Il est entouré par un Ludovic Tezier royal, au sommet, dans un rôle qui lui va comme un gant et la tessiture “pile-poil“. Quant à la mezzo-soprano Kate Aldrich, on ne peut que louer le chant et l’investissement scénique qui en fait une grande Léonor, une très grande, faisant facilement oublier les absentes. Ces deux artistes chantant dans un français qui ne fait que renforcer l’ensemble.
Les chœurs très sollicités et mis à rude épreuve par la partition, sont comme à l’habitude, dignes d’éloges, tout comme l’orchestre qui, une fois de plus, ne fait que confirmer ce que j’ai écrit il y a peu. Antonello Allemandi – et non Bruno Campanella – dirige avec brio cette musique hybride d’un Gaetano Donizetti à Paris.

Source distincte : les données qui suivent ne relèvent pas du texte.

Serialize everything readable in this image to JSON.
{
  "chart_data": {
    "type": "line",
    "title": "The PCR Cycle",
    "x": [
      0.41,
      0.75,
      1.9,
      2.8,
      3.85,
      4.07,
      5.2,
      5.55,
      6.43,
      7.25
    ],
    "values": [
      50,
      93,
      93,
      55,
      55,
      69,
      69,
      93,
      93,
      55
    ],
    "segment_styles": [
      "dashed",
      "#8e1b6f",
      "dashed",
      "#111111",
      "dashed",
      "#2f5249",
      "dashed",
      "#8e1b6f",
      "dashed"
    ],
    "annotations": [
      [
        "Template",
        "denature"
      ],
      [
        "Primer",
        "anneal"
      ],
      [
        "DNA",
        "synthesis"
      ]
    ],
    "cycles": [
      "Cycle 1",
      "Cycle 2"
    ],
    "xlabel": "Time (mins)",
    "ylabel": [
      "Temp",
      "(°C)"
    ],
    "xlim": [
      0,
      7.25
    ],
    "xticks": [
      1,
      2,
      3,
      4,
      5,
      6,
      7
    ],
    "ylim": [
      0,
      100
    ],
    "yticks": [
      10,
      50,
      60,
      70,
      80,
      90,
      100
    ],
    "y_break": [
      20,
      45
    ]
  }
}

Quant à la production, visuellement, elle ravit l’œil. Ni tank, ni bidet, ni cuvette, ni Kalachnikov, ni treillis, ni liquides organiques divers et variés, ni lit d’hôpital, ni “perf“, ni salle de shoot, ni Startrek, ni choristes trapézistes…mais des paons, oiseau des cours royales, symbole, ici, d’orgueil et… de vanité. Un décor simple, des costumes “Christian Lacroix“ intemporels, aux teintes très fortement contrastées et aux formes particulières, qui avec les lumières tout au long des tableaux font revivre avec un goût parfait un ouvrage pas évident à produire. Les “gosiers“ étant, de plus, finalement au rendez-vous…Après Rienzi, c’est donc encore un pari de gagné, même si les embûches successives n’ont pas été évidentes à surmonter et ont pu donner quelques sueurs à qui de droit.
Les amateurs de chant lyrique savent ce qu’il leur reste à faire.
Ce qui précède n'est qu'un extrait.